Despite a high frequency of cardiac risk factors, patients without known coronary artery disease (CAD) presenting with acute heart attacks, or ST-elevated myocardial infarction (STEMI), are rarely on primary prevention medications, according to study findings to be presented Nov. 15 at the 2010 annual American Heart Association (AHA) Scientific Sessions in Chicago.
The decreasing incidence of STEMI due to acute coronary thrombosis is at least partially related to increased use of primary and secondary prevention, in particular anti-platelet and lipid-lowering therapies, according to the study authors. Still, nearly 400,000 present annually with STEMI in the United States.
"We hypothesized that the use of evidence-based preventive therapy in patients presenting with STEMI would be sub-optimal," says study investigator Kevin J. Graham, MD, president of the Minneapolis Heart Institute® at Abbott Northwestern Hospital in Minneapolis.
As part of the Minneapolis Heart Institute® Level 1 MI program, which uses a standardized protocol for percutaneous coronary invention (PCI) in STEMI patients in 32 rural and community hospitals, preadmission medications in patients admitted with STEMI are recorded using each patient's electronic medical record.

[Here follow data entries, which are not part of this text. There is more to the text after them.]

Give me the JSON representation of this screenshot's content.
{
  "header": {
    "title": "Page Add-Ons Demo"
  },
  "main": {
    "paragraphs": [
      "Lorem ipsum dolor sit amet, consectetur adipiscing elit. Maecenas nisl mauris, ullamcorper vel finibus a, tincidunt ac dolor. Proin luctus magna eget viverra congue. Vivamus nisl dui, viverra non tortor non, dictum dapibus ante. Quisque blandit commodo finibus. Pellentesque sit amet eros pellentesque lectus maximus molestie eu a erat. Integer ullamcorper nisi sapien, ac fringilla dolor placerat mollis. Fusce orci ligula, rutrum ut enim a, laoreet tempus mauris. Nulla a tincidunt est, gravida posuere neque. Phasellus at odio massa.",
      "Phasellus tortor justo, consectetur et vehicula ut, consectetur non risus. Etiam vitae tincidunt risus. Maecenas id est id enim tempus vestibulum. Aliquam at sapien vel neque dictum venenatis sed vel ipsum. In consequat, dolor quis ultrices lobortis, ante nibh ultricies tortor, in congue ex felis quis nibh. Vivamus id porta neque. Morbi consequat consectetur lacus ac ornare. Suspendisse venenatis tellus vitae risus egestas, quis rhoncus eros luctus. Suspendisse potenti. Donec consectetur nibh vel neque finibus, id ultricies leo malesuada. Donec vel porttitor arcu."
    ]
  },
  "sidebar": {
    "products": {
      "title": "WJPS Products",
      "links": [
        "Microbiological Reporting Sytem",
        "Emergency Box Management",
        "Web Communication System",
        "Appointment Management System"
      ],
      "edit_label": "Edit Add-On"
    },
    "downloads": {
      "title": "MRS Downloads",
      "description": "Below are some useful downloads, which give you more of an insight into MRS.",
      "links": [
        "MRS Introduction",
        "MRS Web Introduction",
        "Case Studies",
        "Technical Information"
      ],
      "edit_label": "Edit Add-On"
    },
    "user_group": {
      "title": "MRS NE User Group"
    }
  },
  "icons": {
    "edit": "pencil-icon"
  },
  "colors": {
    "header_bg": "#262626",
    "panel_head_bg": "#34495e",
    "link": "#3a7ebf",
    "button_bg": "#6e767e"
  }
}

The researchers assessed the percentage of patients treated with aspirin, statins, and ACE-inhibitors in patients with and without previously diagnosed CAD. From May 1, 2007 to March 1, 2010, they enrolled 1,174 patients with documented STEMI -- 358 with known CAD and 816 without known CAD.
"For those patients with known CAD, 100 percent should be taking aspirin and 90 percent on a statin, but we found only 70 percent were taking aspirin and only 61 percent were taking a statin," explains Graham. "Equally disconcerting is the 815 patients without known coronary disease, half of whom had hypertension and slightly less than half had known hyperlipidemia, and only 22 percent were taking aspirin and 16 percent were taking a statin."
The study authors suggest that the potential reasons for this gap include absence of indications for primary prevention by current guidelines, no previous medical care, inadequate risk factor identification and modification or non-compliance. They add that the use of secondary prevention medication in patients with known CAD was "significantly lower than expected."
"Efforts aimed at detecting early cardiovascular disease and better compliance with appropriate preventive cardiovascular medications may, if successful, produce even further reductions in cardiovascular morbidity and mortality," the researchers conclude.
"Prevention works. These findings speak strongly to the benefits of initiating and maintaining appropriate medication regimens in at-risk patients to prevent vascular events," concludes Graham.
The study was conducted in collaboration with University of Minnesota. The lead author is Michael Miedema, MD, cardiology fellow at University of Minnesota and the Minneapolis Heart Institute®.